Intern Med J. 2014 Nov;44(11):1054-65
Authors: Spencer A, Cawood T, Frampton C, Jardine D
Prevention of venous thromboembolism (VTE) in medical patients is controversial. In contrast to surgical patients, the evidence supporting the use of heparin-based treatment for prevention of VTE (HVTEp) may not justify current guidelines. This study aims to determine whether current clinical guidelines for HVTEp are appropriate for medical patients. We searched medical databases for original randomised placebo-controlled studies of HVTEp in medical patients, excluding those with stroke and in intensive care. From 401 potentially relevant studies, we selected eight, which included over 16 000 patients. HVTEp decreased the incidence of all deep venous thromboses (DVT): 4.3% in the placebo group versus 2.3% in the treatment group, P = 0.002, number needed to treat, 50. However, this treatment effect was not seen for symptomatic DVT: 1.2% versus 0.9%, P = 0.18, odds ratio (OR) 0.72 (0.45-1.16). Similarly, HVTEp did not decrease the incidence of pulmonary embolism (PE): 0.54% versus 0.27%, P = 0.3, OR 0.57 (0.21-1.53), or fatal PE: 0.1% versus 0.0%, P = 0.3, OR 0.2 (0.01-4.11).
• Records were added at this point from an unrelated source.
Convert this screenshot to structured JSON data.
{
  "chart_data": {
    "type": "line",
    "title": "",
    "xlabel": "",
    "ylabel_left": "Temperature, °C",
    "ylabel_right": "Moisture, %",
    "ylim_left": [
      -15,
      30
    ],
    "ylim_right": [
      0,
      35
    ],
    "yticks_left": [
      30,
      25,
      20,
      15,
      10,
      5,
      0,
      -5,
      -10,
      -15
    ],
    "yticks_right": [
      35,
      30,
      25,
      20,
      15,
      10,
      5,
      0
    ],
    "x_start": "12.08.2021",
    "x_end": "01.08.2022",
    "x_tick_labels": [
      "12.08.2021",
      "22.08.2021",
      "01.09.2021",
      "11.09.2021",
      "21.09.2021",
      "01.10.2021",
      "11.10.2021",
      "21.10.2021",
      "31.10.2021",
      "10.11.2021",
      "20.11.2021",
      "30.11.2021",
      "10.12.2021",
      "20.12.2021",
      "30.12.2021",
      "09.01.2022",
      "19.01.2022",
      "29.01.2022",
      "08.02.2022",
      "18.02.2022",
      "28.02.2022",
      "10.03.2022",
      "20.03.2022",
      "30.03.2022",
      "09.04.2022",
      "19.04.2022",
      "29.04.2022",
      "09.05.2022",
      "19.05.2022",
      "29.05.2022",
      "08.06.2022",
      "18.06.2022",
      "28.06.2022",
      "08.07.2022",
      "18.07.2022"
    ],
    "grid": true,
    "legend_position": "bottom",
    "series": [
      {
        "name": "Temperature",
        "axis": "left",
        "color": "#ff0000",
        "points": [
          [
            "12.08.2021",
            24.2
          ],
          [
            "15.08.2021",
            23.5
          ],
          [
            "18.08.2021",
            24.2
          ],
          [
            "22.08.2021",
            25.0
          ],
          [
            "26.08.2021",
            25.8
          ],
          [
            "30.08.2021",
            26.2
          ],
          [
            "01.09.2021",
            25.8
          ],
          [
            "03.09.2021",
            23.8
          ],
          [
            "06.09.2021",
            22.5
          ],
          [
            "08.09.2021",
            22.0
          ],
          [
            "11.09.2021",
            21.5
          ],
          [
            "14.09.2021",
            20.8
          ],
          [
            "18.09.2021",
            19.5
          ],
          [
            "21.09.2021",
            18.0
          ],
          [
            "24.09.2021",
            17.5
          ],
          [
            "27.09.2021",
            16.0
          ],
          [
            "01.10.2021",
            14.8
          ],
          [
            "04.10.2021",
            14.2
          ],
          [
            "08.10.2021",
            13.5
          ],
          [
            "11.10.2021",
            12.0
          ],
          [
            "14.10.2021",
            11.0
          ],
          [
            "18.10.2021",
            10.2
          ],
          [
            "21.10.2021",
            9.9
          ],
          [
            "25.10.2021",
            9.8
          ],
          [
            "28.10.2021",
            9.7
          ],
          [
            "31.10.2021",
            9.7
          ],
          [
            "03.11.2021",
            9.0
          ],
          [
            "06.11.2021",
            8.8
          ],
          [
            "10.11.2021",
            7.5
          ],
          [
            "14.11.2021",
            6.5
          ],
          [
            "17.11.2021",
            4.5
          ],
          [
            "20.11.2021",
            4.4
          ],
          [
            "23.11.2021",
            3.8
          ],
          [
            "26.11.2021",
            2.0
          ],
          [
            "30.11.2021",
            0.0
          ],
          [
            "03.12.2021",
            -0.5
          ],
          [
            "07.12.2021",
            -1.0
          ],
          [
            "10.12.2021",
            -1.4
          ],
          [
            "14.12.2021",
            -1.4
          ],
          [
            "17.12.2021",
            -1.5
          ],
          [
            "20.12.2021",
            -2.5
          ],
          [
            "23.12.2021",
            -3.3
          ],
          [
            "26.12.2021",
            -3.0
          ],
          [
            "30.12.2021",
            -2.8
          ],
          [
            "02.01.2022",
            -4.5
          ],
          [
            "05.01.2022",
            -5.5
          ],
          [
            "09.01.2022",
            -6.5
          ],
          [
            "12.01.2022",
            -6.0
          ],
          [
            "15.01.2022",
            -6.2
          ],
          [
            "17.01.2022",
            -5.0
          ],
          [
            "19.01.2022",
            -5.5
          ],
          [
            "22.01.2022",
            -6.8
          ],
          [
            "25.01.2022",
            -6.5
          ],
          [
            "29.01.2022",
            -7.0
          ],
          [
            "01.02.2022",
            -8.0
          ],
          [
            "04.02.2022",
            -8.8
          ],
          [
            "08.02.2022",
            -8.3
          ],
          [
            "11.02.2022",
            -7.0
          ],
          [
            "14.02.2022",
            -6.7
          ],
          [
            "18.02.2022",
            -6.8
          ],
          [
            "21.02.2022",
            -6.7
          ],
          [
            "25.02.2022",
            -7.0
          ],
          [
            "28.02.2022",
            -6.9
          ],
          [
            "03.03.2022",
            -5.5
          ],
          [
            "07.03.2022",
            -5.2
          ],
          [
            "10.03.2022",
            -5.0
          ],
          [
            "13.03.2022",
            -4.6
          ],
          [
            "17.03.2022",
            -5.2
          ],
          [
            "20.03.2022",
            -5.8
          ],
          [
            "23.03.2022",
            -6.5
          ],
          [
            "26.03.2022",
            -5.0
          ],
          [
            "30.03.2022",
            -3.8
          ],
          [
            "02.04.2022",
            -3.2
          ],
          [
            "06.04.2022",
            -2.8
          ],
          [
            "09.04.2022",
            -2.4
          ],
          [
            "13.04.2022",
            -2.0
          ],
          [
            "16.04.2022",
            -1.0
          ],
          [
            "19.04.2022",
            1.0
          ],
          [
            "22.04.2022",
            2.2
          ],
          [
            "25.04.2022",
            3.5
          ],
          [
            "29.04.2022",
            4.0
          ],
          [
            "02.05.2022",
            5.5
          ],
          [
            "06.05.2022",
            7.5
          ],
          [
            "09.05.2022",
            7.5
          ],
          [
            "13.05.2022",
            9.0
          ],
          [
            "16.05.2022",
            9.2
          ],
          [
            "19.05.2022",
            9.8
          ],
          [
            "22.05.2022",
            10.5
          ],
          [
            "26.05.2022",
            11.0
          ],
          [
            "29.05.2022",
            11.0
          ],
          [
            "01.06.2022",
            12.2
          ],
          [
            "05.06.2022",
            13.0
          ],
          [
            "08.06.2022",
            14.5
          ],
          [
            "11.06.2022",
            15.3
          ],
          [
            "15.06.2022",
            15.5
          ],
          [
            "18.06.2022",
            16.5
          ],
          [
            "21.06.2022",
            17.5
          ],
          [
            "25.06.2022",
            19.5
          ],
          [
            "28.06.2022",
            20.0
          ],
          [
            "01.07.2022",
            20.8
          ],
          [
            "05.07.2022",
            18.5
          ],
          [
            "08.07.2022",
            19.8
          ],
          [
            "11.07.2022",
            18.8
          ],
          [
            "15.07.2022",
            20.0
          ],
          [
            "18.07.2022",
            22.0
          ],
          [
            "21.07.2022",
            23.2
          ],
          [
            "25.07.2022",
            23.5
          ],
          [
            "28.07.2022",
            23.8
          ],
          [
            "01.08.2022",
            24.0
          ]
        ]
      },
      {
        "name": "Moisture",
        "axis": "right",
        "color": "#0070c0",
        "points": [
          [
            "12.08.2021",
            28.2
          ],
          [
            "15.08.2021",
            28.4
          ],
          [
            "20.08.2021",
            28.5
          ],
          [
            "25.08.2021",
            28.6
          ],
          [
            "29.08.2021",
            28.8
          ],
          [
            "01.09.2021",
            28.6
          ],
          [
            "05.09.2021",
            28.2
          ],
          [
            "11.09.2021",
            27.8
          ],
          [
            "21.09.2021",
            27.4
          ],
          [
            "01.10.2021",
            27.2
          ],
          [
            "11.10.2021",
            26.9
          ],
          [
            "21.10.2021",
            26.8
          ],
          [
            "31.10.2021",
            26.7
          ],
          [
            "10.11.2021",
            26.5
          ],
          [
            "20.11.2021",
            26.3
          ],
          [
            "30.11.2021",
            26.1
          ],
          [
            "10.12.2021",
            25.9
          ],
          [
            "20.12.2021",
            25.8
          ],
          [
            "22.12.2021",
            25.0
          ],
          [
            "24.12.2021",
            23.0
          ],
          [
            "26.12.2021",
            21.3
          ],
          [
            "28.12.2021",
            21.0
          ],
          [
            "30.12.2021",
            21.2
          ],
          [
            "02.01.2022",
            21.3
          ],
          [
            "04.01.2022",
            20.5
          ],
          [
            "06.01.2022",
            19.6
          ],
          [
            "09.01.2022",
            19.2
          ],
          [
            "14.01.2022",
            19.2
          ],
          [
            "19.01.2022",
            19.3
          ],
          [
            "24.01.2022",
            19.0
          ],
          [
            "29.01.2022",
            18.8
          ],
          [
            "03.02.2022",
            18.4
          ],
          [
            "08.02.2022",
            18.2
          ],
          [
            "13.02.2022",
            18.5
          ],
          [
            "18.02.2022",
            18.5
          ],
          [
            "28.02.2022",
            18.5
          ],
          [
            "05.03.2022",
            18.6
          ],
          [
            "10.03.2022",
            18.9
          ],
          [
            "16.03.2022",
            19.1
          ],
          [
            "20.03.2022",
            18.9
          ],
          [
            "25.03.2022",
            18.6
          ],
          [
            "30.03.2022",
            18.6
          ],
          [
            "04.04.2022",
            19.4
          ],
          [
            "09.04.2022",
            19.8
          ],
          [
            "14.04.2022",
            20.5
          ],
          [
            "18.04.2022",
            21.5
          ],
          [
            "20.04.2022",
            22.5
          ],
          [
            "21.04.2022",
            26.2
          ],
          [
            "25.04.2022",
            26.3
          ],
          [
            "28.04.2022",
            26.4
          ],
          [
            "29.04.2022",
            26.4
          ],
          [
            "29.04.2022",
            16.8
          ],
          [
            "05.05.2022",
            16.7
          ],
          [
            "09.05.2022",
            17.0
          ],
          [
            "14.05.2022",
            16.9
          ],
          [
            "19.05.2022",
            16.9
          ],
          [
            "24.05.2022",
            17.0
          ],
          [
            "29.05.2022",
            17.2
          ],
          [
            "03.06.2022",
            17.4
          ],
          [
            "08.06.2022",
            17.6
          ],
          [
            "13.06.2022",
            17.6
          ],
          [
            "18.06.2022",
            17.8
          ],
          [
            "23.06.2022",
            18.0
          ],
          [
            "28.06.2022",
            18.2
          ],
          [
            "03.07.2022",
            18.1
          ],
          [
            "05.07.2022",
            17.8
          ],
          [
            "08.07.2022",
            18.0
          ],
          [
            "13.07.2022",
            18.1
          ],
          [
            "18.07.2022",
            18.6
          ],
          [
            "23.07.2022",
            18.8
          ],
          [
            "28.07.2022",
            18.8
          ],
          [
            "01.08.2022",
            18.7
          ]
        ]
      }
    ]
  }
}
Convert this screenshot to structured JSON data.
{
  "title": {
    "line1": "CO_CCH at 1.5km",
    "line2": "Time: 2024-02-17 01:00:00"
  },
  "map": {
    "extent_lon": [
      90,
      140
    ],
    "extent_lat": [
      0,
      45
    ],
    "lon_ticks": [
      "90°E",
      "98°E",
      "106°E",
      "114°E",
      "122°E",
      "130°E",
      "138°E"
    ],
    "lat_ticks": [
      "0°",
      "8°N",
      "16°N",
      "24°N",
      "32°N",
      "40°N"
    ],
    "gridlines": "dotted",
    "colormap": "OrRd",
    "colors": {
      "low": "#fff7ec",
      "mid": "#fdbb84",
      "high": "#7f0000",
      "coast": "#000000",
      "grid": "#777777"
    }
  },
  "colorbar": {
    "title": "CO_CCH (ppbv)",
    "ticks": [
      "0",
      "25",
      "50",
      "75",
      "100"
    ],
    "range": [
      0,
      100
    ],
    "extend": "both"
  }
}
Furthermore, HVTEp did not decrease total mortality: 5.63% versus 5.39%, P = 0.92, OR 0.96 (0.78-1.18). The use of HVTEp in hospitalised general medical patients does not result in a significant reduction in symptomatic DVT, PE, fatal PE or total mortality. The best evidence does not support the recommendations of the current clinical guidelines.